Use a known power series expansion to find the power series
representation of the integral function $g(x) =\int_0^x e^{-t^2}dt$
centered at $a=0$
My approach
Note that $g'(x) = e^{-x^2}$. We also know the Maclaurin Series for
$e^x = \sum_{n=0}^{\infty} \frac{x^n}{n!}$.Then, $$g'(x)=e^{-x^2} = \sum_{n=0}^{\infty} \frac{(-x^2)^n}{n!}$$
$$g(x) = \int \bigg[\sum_{n=0}^{\infty} \frac{(-x^2)^n}{n!}\bigg]
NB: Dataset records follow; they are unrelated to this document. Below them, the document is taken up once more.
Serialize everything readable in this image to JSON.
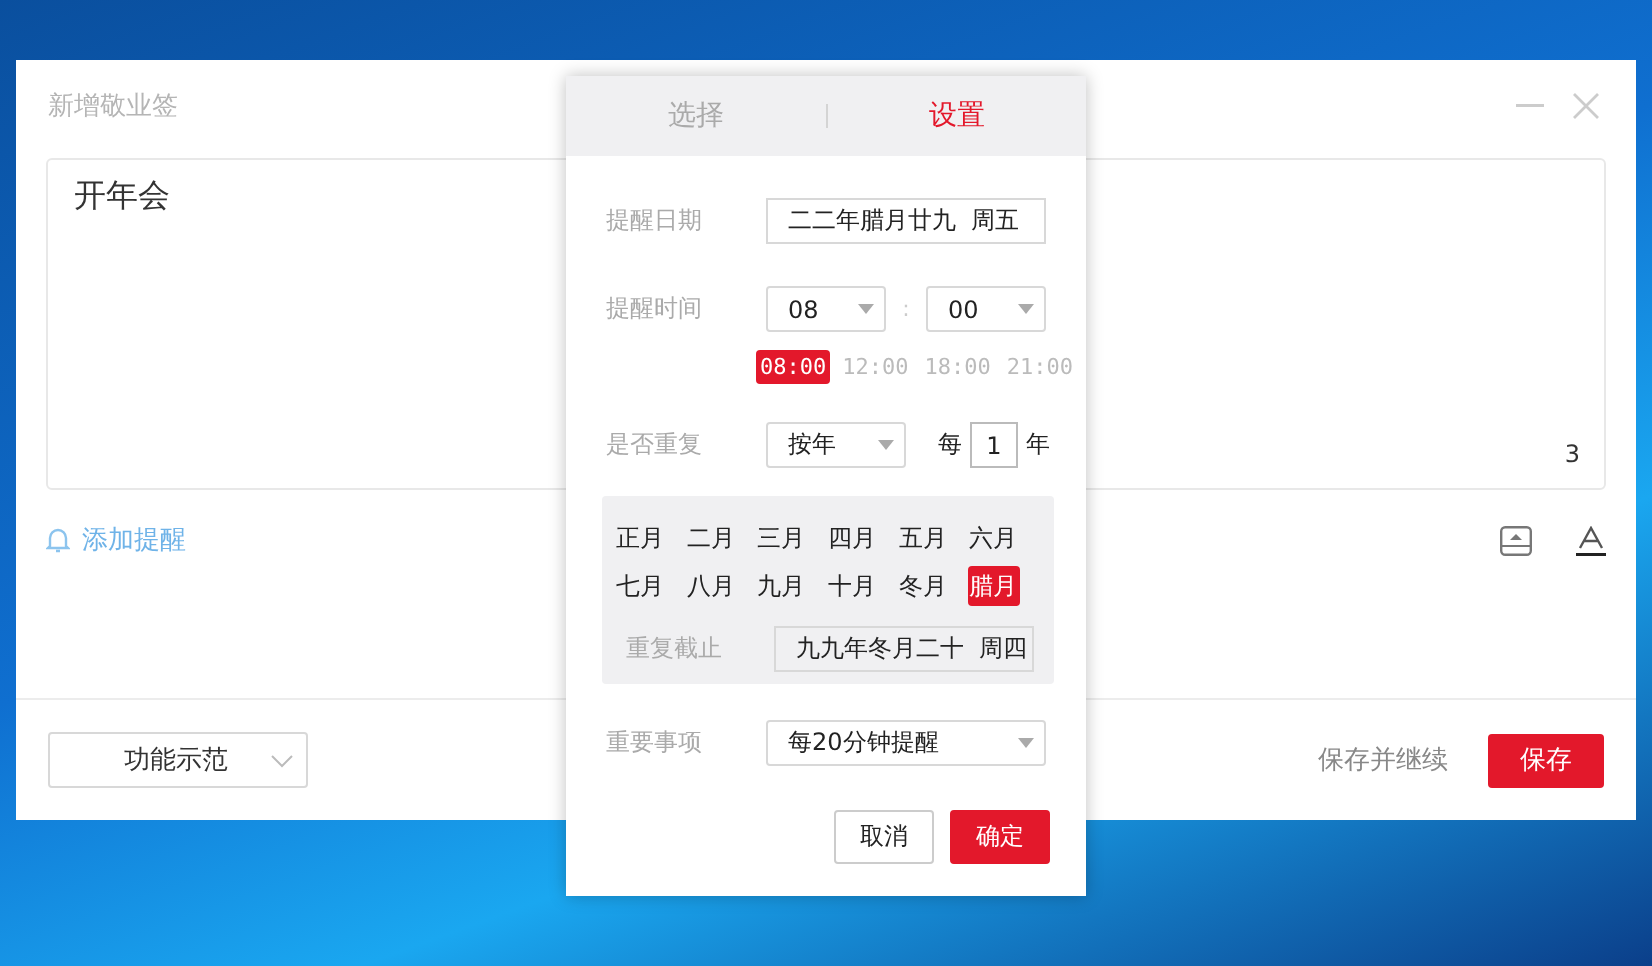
{
  "window": {
    "title": "新增敬业签",
    "note_text": "开年会",
    "char_count": "3",
    "add_reminder": "添加提醒",
    "demo_select": "功能示范",
    "save_continue": "保存并继续",
    "save": "保存"
  },
  "popup": {
    "tabs": [
      {
        "label": "选择",
        "selected": false
      },
      {
        "label": "设置",
        "selected": true
      }
    ],
    "date": {
      "label": "提醒日期",
      "value": "二二年腊月廿九  周五"
    },
    "time": {
      "label": "提醒时间",
      "hour": "08",
      "separator": ":",
      "minute": "00",
      "presets": [
        {
          "label": "08:00",
          "selected": true
        },
        {
          "label": "12:00",
          "selected": false
        },
        {
          "label": "18:00",
          "selected": false
        },
        {
          "label": "21:00",
          "selected": false
        }
      ]
    },
    "repeat": {
      "label": "是否重复",
      "mode": "按年",
      "every": "每",
      "count": "1",
      "unit": "年"
    },
    "months": [
      {
        "label": "正月",
        "selected": false
      },
      {
        "label": "二月",
        "selected": false
      },
      {
        "label": "三月",
        "selected": false
      },
      {
        "label": "四月",
        "selected": false
      },
      {
        "label": "五月",
        "selected": false
      },
      {
        "label": "六月",
        "selected": false
      },
      {
        "label": "七月",
        "selected": false
      },
      {
        "label": "八月",
        "selected": false
      },
      {
        "label": "九月",
        "selected": false
      },
      {
        "label": "十月",
        "selected": false
      },
      {
        "label": "冬月",
        "selected": false
      },
      {
        "label": "腊月",
        "selected": true
      }
    ],
    "repeat_end": {
      "label": "重复截止",
      "value": "九九年冬月二十  周四"
    },
    "important": {
      "label": "重要事项",
      "value": "每20分钟提醒"
    },
    "buttons": [
      {
        "label": "取消",
        "kind": "secondary"
      },
      {
        "label": "确定",
        "kind": "primary"
      }
    ]
  }
}
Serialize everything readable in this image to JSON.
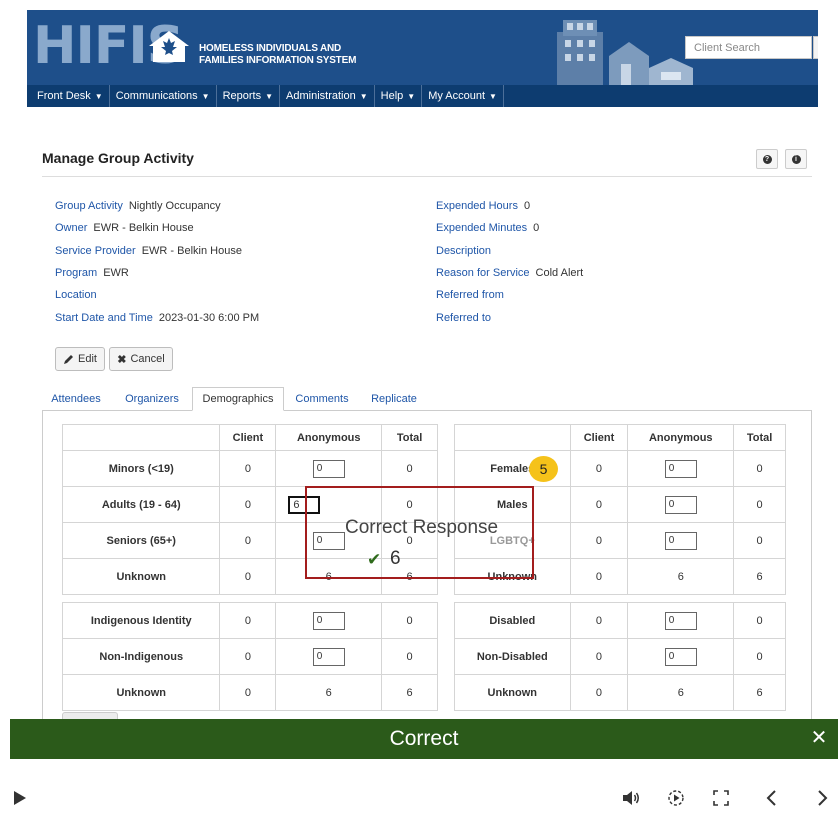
{
  "header": {
    "logo_text": "HIFIS",
    "brand_line1": "HOMELESS INDIVIDUALS AND",
    "brand_line2": "FAMILIES INFORMATION SYSTEM",
    "search_placeholder": "Client Search"
  },
  "nav": {
    "items": [
      {
        "label": "Front Desk"
      },
      {
        "label": "Communications"
      },
      {
        "label": "Reports"
      },
      {
        "label": "Administration"
      },
      {
        "label": "Help"
      },
      {
        "label": "My Account"
      }
    ]
  },
  "page": {
    "title": "Manage Group Activity"
  },
  "details": {
    "left": [
      {
        "key": "Group Activity",
        "value": "Nightly Occupancy"
      },
      {
        "key": "Owner",
        "value": "EWR - Belkin House"
      },
      {
        "key": "Service Provider",
        "value": "EWR - Belkin House"
      },
      {
        "key": "Program",
        "value": "EWR"
      },
      {
        "key": "Location",
        "value": ""
      },
      {
        "key": "Start Date and Time",
        "value": "2023-01-30 6:00 PM"
      }
    ],
    "right": [
      {
        "key": "Expended Hours",
        "value": "0"
      },
      {
        "key": "Expended Minutes",
        "value": "0"
      },
      {
        "key": "Description",
        "value": ""
      },
      {
        "key": "Reason for Service",
        "value": "Cold Alert"
      },
      {
        "key": "Referred from",
        "value": ""
      },
      {
        "key": "Referred to",
        "value": ""
      }
    ]
  },
  "actions": {
    "edit_label": "Edit",
    "cancel_label": "Cancel"
  },
  "tabs": [
    {
      "label": "Attendees"
    },
    {
      "label": "Organizers"
    },
    {
      "label": "Demographics"
    },
    {
      "label": "Comments"
    },
    {
      "label": "Replicate"
    }
  ],
  "demographics": {
    "headers": {
      "client": "Client",
      "anonymous": "Anonymous",
      "total": "Total"
    },
    "left": [
      {
        "label": "Minors (<19)",
        "client": "0",
        "anon": "0",
        "total": "0"
      },
      {
        "label": "Adults (19 - 64)",
        "client": "0",
        "anon": "6",
        "total": "0"
      },
      {
        "label": "Seniors (65+)",
        "client": "0",
        "anon": "0",
        "total": "0"
      },
      {
        "label": "Unknown",
        "client": "0",
        "anon": "6",
        "total": "6"
      },
      {
        "label": "Indigenous Identity",
        "client": "0",
        "anon": "0",
        "total": "0"
      },
      {
        "label": "Non-Indigenous",
        "client": "0",
        "anon": "0",
        "total": "0"
      },
      {
        "label": "Unknown",
        "client": "0",
        "anon": "6",
        "total": "6"
      }
    ],
    "right": [
      {
        "label": "Females",
        "client": "0",
        "anon": "0",
        "total": "0"
      },
      {
        "label": "Males",
        "client": "0",
        "anon": "0",
        "total": "0"
      },
      {
        "label": "LGBTQ+",
        "client": "0",
        "anon": "0",
        "total": "0"
      },
      {
        "label": "Unknown",
        "client": "0",
        "anon": "6",
        "total": "6"
      },
      {
        "label": "Disabled",
        "client": "0",
        "anon": "0",
        "total": "0"
      },
      {
        "label": "Non-Disabled",
        "client": "0",
        "anon": "0",
        "total": "0"
      },
      {
        "label": "Unknown",
        "client": "0",
        "anon": "6",
        "total": "6"
      }
    ]
  },
  "feedback": {
    "title": "Correct Response",
    "value": "6",
    "step_number": "5",
    "banner_text": "Correct"
  },
  "colors": {
    "header_bg": "#1e4f8a",
    "nav_bg": "#0d3c70",
    "link": "#1f56a8",
    "banner_bg": "#2b5a1a",
    "feedback_border": "#a31d1d",
    "badge": "#f5c21a"
  }
}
dx$$ $$g(x) = \sum_{n=0}^{\infty} \frac{(-1)^n}{n!} \int x^{2n}dx $$
$$g(x) = \sum_{n=0}^{\infty} \frac{(-1)^n x^{2n+1}}{n!(2n+1)} +K,
\text{ where $K$ is unknown}$$Consider $x=0$, we figured out that $g(0) = 0 +K = 0$, hence $K=0$. Hence
$$g(x) = \sum_{n=0}^{\infty} \frac{(-1)^n x^{2n+1}}{n!(2n+1)}$$
Is this right? I cannot differentiate between power series and Maclaurin series or stuffs like that. Can anybody clarify on this too?
Best Answer
It is correct, although I would have integrated each term between $0$ and $x$ instead of the indefinite integral.
Power series are series of the form $\sum_{n=0}^\infty a_n(x-x_0)^n$. A Taylor series is a series where $a_n=f^{(n)}(x_0)/n!$ and $f$ is a $C^\infty$ on a neighborhood of $x_0$. If $x_0=0$, it is called a Maclaurin series.